Following Maryland’s 33-13 loss to the Yellow Jackets, Petty spoke with impressive self-awareness, especially for a linebacker-turned-quarterback who, as a true freshman, had only practiced seven times at the position before being thrown squarely into the fire.
He knew that, on the Terps’ first play from scrimmage, he had any number of receivers open downfield on play-action with a stacked box, but held on to the football just a split second too long and absorbed a sack.
He knew that losing one fumble and nearly losing another was unacceptable, just like trying to force a laser attempt to Stefon Diggs in the end zone that got tipped and intercepted, rather than putting touch on the pass and floating it over a pass rusher.
“Coming out the first game, I was timid and slow,” Petty said Tuesday. “You just have to speed up and play hard. Coach already tells me: ‘You can’t turn the ball over. Keep the ball high and tight.’ Says that a lot in practice.”
His ailing predecessors – C.J. Brown, Perry Hills, Devin Burns and Caleb Rowe, in order of occurrence of their respective season-ending injuries – have each lent a hand to help Perry navigate through the terminologies, reads and mental preparedness.
“Yes, I’m enjoying it, but it was a tragedy the way I became the quarterback,” Petty said. “They went down, which gave me this spot. Just working hard every day, in the film room and on the practice field, so we can move forward. It’s a tragedy that we have to lose players. Then again, we play with the next-man mentality. Our coaches installed that in my head. We always have to be ready to play, no matter who it is.”
But the task gets astronomically tougher Saturday in Death Valley against No. 10 Clemson, which has a hungry defense and is eager to prove it deserves a BCS at-large bid. As Edsall has been quick to note, Petty’s second half against the Yellow Jackets was far better than his first half, especially as the Terps catered the offense even more to suit his skills.

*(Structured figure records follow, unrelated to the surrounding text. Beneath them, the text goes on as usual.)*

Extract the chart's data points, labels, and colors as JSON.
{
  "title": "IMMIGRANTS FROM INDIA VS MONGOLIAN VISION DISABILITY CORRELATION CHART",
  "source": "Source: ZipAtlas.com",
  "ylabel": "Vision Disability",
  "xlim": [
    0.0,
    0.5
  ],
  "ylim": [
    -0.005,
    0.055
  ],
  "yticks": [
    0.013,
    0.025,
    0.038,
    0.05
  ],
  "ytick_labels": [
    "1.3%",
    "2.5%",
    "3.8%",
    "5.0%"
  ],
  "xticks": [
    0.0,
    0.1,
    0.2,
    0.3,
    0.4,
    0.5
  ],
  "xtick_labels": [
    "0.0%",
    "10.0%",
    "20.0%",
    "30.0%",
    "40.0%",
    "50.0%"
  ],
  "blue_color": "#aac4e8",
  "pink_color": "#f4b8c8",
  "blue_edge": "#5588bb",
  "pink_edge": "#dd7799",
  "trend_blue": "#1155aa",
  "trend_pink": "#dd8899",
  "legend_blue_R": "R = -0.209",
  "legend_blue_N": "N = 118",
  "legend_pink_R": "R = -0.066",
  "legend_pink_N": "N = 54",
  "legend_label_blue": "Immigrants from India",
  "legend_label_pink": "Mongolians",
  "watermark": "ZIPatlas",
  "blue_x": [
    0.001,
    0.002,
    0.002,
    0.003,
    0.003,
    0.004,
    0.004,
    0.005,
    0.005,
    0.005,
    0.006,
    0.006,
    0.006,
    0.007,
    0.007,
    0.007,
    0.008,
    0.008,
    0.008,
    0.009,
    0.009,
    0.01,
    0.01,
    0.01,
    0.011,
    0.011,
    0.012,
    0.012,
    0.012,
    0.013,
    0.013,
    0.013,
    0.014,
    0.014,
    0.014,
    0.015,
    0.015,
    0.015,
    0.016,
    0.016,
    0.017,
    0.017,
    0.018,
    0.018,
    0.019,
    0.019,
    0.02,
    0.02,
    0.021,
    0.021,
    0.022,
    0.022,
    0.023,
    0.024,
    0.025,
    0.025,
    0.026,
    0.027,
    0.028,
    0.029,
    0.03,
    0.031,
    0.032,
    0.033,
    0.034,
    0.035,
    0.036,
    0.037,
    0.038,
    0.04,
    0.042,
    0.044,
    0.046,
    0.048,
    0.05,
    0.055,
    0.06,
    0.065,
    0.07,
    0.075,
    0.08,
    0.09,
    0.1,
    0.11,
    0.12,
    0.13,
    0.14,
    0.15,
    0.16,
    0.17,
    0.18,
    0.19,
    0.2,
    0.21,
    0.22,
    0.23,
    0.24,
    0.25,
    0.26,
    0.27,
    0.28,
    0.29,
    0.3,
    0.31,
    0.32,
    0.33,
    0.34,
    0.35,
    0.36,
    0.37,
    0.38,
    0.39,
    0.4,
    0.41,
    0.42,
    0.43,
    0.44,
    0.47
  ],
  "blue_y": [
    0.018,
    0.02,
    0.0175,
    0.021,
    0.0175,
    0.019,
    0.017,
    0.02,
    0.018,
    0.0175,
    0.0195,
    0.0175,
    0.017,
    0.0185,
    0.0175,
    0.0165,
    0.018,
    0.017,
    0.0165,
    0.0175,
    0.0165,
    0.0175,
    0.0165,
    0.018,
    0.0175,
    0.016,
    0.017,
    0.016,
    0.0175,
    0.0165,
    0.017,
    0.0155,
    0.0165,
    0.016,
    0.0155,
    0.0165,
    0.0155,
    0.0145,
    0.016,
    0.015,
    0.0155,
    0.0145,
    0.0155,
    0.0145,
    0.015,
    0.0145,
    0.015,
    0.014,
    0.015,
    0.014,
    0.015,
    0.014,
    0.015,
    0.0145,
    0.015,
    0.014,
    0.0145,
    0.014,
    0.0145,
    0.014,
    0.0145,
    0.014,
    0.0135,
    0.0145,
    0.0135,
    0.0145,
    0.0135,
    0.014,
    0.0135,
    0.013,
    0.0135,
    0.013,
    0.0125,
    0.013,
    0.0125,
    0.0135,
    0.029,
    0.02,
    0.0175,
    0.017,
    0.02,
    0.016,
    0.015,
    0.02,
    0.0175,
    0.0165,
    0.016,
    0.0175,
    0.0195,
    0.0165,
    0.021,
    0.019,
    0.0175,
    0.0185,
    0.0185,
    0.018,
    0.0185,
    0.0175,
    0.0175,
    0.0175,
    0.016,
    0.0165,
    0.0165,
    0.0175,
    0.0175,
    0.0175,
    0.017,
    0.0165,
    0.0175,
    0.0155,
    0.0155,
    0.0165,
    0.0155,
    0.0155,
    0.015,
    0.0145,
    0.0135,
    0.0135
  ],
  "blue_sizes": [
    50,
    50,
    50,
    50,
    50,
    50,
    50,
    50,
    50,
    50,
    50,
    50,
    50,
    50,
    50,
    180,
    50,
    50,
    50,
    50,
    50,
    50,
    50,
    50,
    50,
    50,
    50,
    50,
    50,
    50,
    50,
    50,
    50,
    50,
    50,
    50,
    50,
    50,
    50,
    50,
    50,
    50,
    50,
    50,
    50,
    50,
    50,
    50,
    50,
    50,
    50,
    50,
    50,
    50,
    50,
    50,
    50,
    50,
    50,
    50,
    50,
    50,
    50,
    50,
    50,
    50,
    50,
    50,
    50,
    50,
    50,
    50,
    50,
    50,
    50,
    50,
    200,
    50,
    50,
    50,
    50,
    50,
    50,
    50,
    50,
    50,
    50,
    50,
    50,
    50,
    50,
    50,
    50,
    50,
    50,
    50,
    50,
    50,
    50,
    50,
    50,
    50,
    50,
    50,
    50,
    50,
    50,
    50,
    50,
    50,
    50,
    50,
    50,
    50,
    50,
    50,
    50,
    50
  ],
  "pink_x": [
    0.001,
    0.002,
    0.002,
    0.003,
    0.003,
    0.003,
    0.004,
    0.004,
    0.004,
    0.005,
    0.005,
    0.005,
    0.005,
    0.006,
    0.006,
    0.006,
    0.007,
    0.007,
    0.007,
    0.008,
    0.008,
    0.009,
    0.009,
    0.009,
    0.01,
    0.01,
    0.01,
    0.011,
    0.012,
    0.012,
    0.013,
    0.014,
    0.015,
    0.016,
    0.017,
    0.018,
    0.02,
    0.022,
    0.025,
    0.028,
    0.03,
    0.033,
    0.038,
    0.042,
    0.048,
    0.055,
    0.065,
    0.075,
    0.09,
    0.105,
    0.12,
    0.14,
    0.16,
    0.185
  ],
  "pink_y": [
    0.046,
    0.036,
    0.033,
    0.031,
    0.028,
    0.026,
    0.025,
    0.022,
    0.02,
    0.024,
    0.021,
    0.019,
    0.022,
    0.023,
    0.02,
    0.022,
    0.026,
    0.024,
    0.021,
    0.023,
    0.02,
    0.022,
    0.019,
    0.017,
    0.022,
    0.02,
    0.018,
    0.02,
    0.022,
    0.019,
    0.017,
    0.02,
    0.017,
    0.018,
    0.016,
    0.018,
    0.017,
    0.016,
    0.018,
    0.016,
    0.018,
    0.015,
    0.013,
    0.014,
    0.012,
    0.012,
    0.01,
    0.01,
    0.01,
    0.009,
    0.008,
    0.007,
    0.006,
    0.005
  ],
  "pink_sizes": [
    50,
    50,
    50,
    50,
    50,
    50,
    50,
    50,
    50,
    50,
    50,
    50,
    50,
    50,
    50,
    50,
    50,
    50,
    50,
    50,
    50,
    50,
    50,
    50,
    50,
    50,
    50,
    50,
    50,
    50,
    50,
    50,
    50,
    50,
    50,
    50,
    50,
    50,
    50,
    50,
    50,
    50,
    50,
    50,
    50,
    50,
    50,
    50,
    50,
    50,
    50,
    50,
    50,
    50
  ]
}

“In terms of executing, we did not have any delay of games or any illegal procedures,” Edsall said. “He did a good job of getting us in and out of the huddle and I thought he made some good reads. He missed some, but given the situation, with only seven practices I think he did a good job. We just need to get him better for this week, because with the speed and athleticism [of Clemson] the game isn’t going to get any slower.”